La fréquence doit rester compatible avec votre récupération. Si le genou est plus douloureux ou gonflé le lendemain, espacez les séances, réduisez le nombre de répétitions ou revenez à un exercice plus simple. Les recommandations d’un professionnel de santé peuvent modifier ce rythme selon votre âge, vos antécédents, votre force musculaire et l’état de l’articulation.
Quand consulter avant de reprendre le sport ?
Demandez un avis médical avant de reprendre le sport si votre genou est très gonflé, rouge ou particulièrement chaud. Une douleur nocturne inhabituelle, un blocage, une instabilité, une perte nette de mobilité ou un traumatisme récent doivent également être évalués, surtout si ces signes apparaissent brutalement.
La sensation de dérobement mérite une attention particulière, car elle peut rendre les appuis moins sûrs pendant la marche, les escaliers ou les changements de direction. Ne cherchez pas à compenser avec une genouillère ou à terminer la séance si vous ne contrôlez plus correctement votre jambe. Le maintien peut améliorer le confort, mais il ne remplace pas l’évaluation de la cause.

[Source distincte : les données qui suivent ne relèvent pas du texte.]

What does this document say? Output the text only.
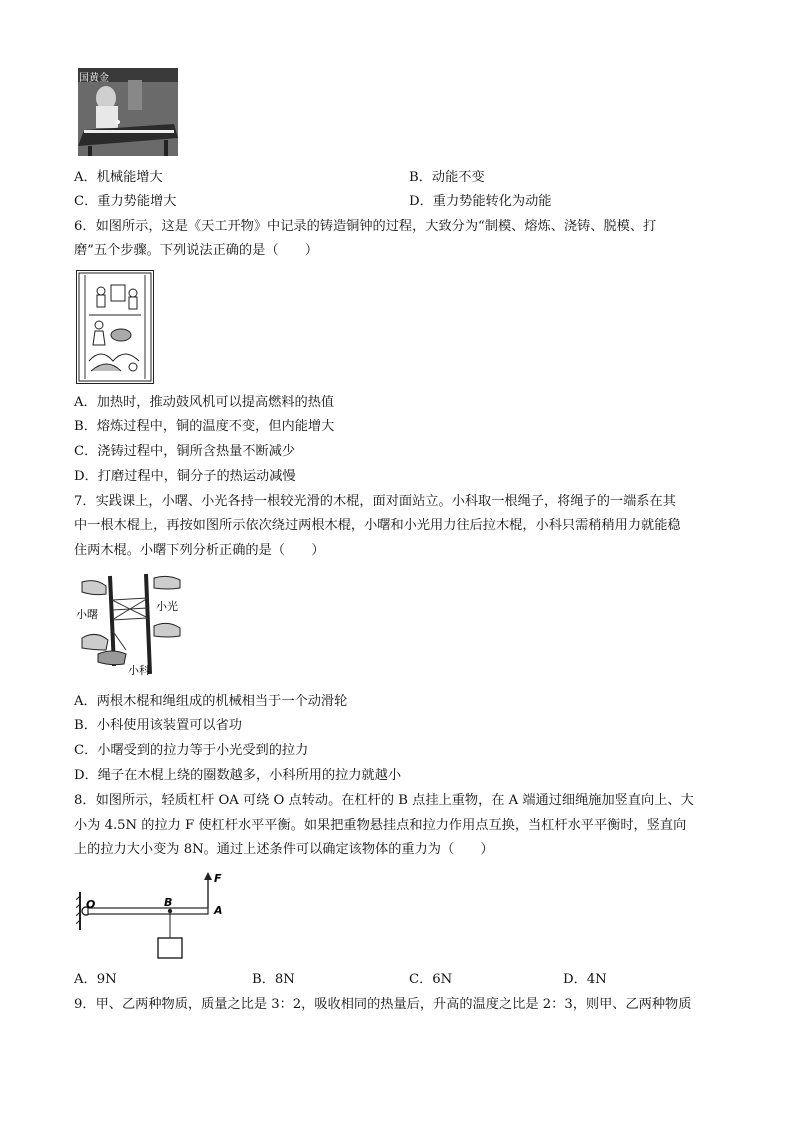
国黄金
A．机械能增大	B．动能不变
C．重力势能增大	D．重力势能转化为动能
6．如图所示，这是《天工开物》中记录的铸造铜钟的过程，大致分为“制模、熔炼、浇铸、脱模、打
磨”五个步骤。下列说法正确的是（　　）
A．加热时，推动鼓风机可以提高燃料的热值
B．熔炼过程中，铜的温度不变，但内能增大
C．浇铸过程中，铜所含热量不断减少
D．打磨过程中，铜分子的热运动减慢
7．实践课上，小曙、小光各持一根较光滑的木棍，面对面站立。小科取一根绳子，将绳子的一端系在其
中一根木棍上，再按如图所示依次绕过两根木棍，小曙和小光用力往后拉木棍，小科只需稍稍用力就能稳
住两木棍。小曙下列分析正确的是（　　）
小曙
小光
小科
A．两根木棍和绳组成的机械相当于一个动滑轮
B．小科使用该装置可以省功
C．小曙受到的拉力等于小光受到的拉力
D．绳子在木棍上绕的圈数越多，小科所用的拉力就越小
8．如图所示，轻质杠杆 OA 可绕 O 点转动。在杠杆的 B 点挂上重物，在 A 端通过细绳施加竖直向上、大
小为 4.5N 的拉力 F 使杠杆水平平衡。如果把重物悬挂点和拉力作用点互换，当杠杆水平平衡时，竖直向
上的拉力大小变为 8N。通过上述条件可以确定该物体的重力为（　　）
O	B
A
F
A．9N	B．8N	C．6N	D．4N
9．甲、乙两种物质，质量之比是 3：2，吸收相同的热量后，升高的温度之比是 2：3，则甲、乙两种物质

Un médecin, un kinésithérapeute ou un professionnel formé à la rééducation peut vous aider à choisir les exercices, à corriger votre position et à ajuster la charge. Cet accompagnement est utile lorsque vous ne savez pas si vous devez renforcer, travailler la mobilité ou privilégier temporairement une activité sans impact. Une genouillère adaptée à l’arthrose peut accompagner la reprise dans certains cas, mais elle doit rester un complément à une activité adaptée et non une autorisation de poursuivre malgré une douleur importante.
Conclusion
Le meilleur sport ou la meilleure gymnastique en cas d’arthrose du genou est une activité douce, régulière et facile à adapter. Le vélo, la marche sur terrain stable, l’aquagym, la natation et le renforcement musculaire progressif permettent généralement de rester actif tout en limitant les chocs et la surcharge de l’articulation.
L’objectif n’est pas de rechercher la performance, mais de préserver la mobilité, entretenir la force des cuisses et des fessiers, puis retrouver davantage d’aisance dans les gestes du quotidien. Commencez par des séances courtes, augmentez lentement la durée ou l’intensité, et observez la réaction du genou le jour même ainsi que le lendemain. La constance compte davantage qu’un effort important réalisé occasionnellement.
Une douleur légère et passagère peut parfois accompagner la reprise, mais une douleur importante, un gonflement marqué, un blocage ou une sensation d’instabilité ne doivent pas être ignorés. Dans ces situations, interrompez l’activité et demandez un avis médical ou kinésithérapique avant de poursuivre.